The October 10 event at USC, Reality Check on Growth, was an unusual and important wake-up call. Sponsored by the Urban Land Institute Los Angeles District Council and the USC Lusk Center for Real Estate, Reality Check gathered approximately 200 civic leaders—government officials, environmentalists, developers, academics, community activists—to create growth scenarios for the future of Southern California.

These leaders were trained in an innovative, handson “growth visioning” process. They broke into small teams, each with a large, table-sized map of the region (Los Angeles, Orange, Ventura, San Bernardino and Riverside Counties). They also received small chips representing the anticipated population increase of 6 million over the next 25 years, as well as demographic, geographic and economic data. Groups then had three hours to agree on where the future growth should go by placing their chips on the maps.

“It is expected that Southern California will add the population equivalent of another Chicago within the next generation,” said Donald H. Brackenbush, Chair of ULI Los Angeles. “This Reality Check is designed to encourage leaders to confront dramatic but necessary changes on issues such as housing and transportation.”

Immediately after this “growth visioning” exercise, the USC GIS Research Laboratory tabulated the recommendations from each team. Among the results: L.A. County as a whole would get 2,813,000 new residents, with another 757,000 going to Orange County.

Among the sectors the GIS Lab defined, the largest population increase—587,000 new residents— would occur in Downtown and adjacent areas near Glendale and Pasadena. “The Gold Line will be getting quite a workout,” noted USC GIS Director John Wilson, referring to the light rail line now under construction.
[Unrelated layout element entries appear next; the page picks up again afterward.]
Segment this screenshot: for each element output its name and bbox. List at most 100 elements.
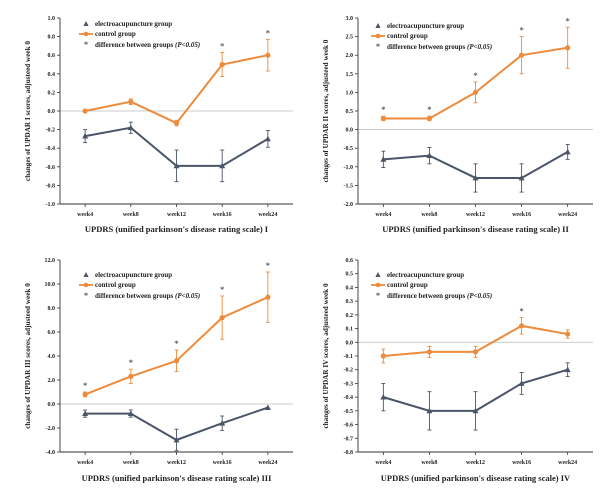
y-tick-label: -0.6 <box>344 423 354 429</box>
x-tick-label: week24 <box>558 460 577 466</box>
data-point-control <box>426 115 433 122</box>
significance-star: * <box>519 26 524 36</box>
x-tick-label: week24 <box>258 212 277 218</box>
y-tick-label: -4.0 <box>46 450 56 456</box>
significance-star: * <box>174 339 179 349</box>
y-tick-label: 12.0 <box>45 258 56 264</box>
significance-star: * <box>473 71 478 81</box>
significance-star: * <box>220 285 225 295</box>
data-point-electro <box>426 407 433 414</box>
y-tick-label: 2.0 <box>48 378 56 384</box>
y-tick-label: 0.0 <box>48 109 56 115</box>
significance-star: * <box>83 381 88 391</box>
y-tick-label: 1.0 <box>48 16 56 22</box>
data-point-electro <box>264 135 271 142</box>
significance-star: * <box>220 41 225 51</box>
x-tick-label: week16 <box>512 460 531 466</box>
significance-star: * <box>427 105 432 115</box>
y-tick-label: -0.5 <box>344 146 354 152</box>
data-point-control <box>426 349 433 355</box>
legend-star: * <box>84 291 89 301</box>
legend-marker-control <box>83 282 89 288</box>
legend-label-diff: difference between groups (P<0.05) <box>95 41 200 49</box>
series-electro <box>82 404 271 452</box>
data-point-control <box>380 115 386 122</box>
y-tick-label: 0.1 <box>346 327 354 333</box>
y-tick-label: -0.7 <box>344 436 354 442</box>
data-point-electro <box>173 436 180 443</box>
x-axis-title: UPDRS (unified parkinson's disease ratin… <box>85 224 269 234</box>
y-tick-label: -0.1 <box>344 354 354 360</box>
significance-star: * <box>381 105 386 115</box>
data-point-electro <box>127 124 134 131</box>
data-point-control <box>472 89 479 95</box>
y-tick-label: -0.2 <box>46 128 56 134</box>
y-tick-label: 0.3 <box>346 299 354 305</box>
significance-star: * <box>266 28 271 38</box>
y-tick-label: 0.2 <box>48 90 56 96</box>
y-tick-label: 4.0 <box>48 354 56 360</box>
legend: electroacupuncture group control group * di… <box>79 20 200 50</box>
x-tick-label: week4 <box>77 460 93 466</box>
x-tick-label: week24 <box>258 460 277 466</box>
y-tick-label: 0.6 <box>346 258 354 264</box>
legend-marker-control <box>83 31 89 37</box>
data-point-control <box>173 120 180 126</box>
legend: electroacupuncture group control group * di… <box>79 271 200 301</box>
legend-label-control: control group <box>387 281 428 289</box>
legend-label-electro: electroacupuncture group <box>95 20 172 28</box>
x-tick-label: week4 <box>77 212 93 218</box>
data-point-control <box>128 99 134 105</box>
x-tick-label: week8 <box>421 212 437 218</box>
legend-label-control: control group <box>387 32 428 40</box>
y-tick-label: -0.2 <box>344 368 354 374</box>
legend-label-electro: electroacupuncture group <box>95 271 172 279</box>
data-point-control <box>265 52 271 58</box>
data-point-control <box>128 373 134 379</box>
y-tick-label: -2.0 <box>344 202 354 208</box>
data-point-control <box>82 391 88 397</box>
y-tick-label: 0.8 <box>48 35 56 41</box>
data-point-electro <box>380 156 387 162</box>
y-tick-label: 0.4 <box>346 285 354 291</box>
significance-star: * <box>129 358 134 368</box>
y-tick-label: 2.5 <box>346 35 354 41</box>
legend-star: * <box>376 42 381 52</box>
y-tick-label: 0.5 <box>346 109 354 115</box>
data-point-control <box>518 323 525 329</box>
legend-label-electro: electroacupuncture group <box>387 22 464 30</box>
x-tick-label: week16 <box>512 212 531 218</box>
legend-marker-control <box>375 33 381 39</box>
legend: electroacupuncture group control group * di… <box>371 271 492 301</box>
y-tick-label: -1.0 <box>46 202 56 208</box>
chart-panel-4: -0.8 -0.7 -0.6 -0.5 -0.4 -0.3 -0.2 -0.1 0.0 0.1 0.… <box>322 258 593 483</box>
data-point-control <box>173 358 180 364</box>
legend-star: * <box>376 291 381 301</box>
chart-panel-1: -1.0 -0.8 -0.6 -0.4 -0.2 0.0 0.2 0.4 0.6 0.8 1.0 we… <box>24 16 293 234</box>
data-point-electro <box>82 132 89 139</box>
data-point-electro <box>472 174 479 181</box>
data-point-electro <box>173 162 180 169</box>
series-control <box>380 317 571 364</box>
data-point-electro <box>564 148 571 155</box>
data-point-electro <box>219 162 226 169</box>
x-tick-label: week12 <box>167 460 186 466</box>
data-point-control <box>219 315 225 321</box>
series-control <box>380 26 571 122</box>
y-tick-label: -0.4 <box>46 146 56 152</box>
y-tick-label: -0.8 <box>344 450 354 456</box>
data-point-control <box>380 353 386 359</box>
series-control <box>82 271 271 398</box>
legend-label-diff: difference between groups (P<0.05) <box>387 43 492 51</box>
series-electro <box>380 362 571 431</box>
y-tick-label: 0.0 <box>346 128 354 134</box>
series-electro <box>380 144 571 193</box>
y-tick-label: 0.5 <box>346 272 354 278</box>
legend-marker-electro <box>375 272 381 277</box>
data-point-electro <box>472 407 479 414</box>
y-tick-label: -0.4 <box>344 395 354 401</box>
x-tick-label: week8 <box>123 460 139 466</box>
data-point-electro <box>264 404 271 410</box>
y-tick-label: -1.0 <box>344 165 354 171</box>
Obviously, with this kind of growth, the Southern California planning model of low-density sprawl will no longer work. And most of the Reality Check tables opted for higher density development to accommodate growth. But in most communities today, density, infill and affordable housing are dirty words. Realizing that Southern California must transcend these political stalemates was perhaps the most important point of Reality Check on Growth.

“Our hope is that this process will break through the entitlement logjam,” explained Stuart A. Gabriel, Director of the USC Lusk Center.

The model for Reality Check on Growth was Envision Utah, a large scale growth visioning used to create a “preferred growth scenario” for the area surrounding and including Salt Lake City. The project is credited with spearheading dialog over a two-year period, and building public support for expanded transportation infrastructure.

Much the same result is expected here. Southern California Association of Governments (SCAG), the only regional planning entity that governs all five counties, will now undertake a two-year study building upon the results of Reality Check.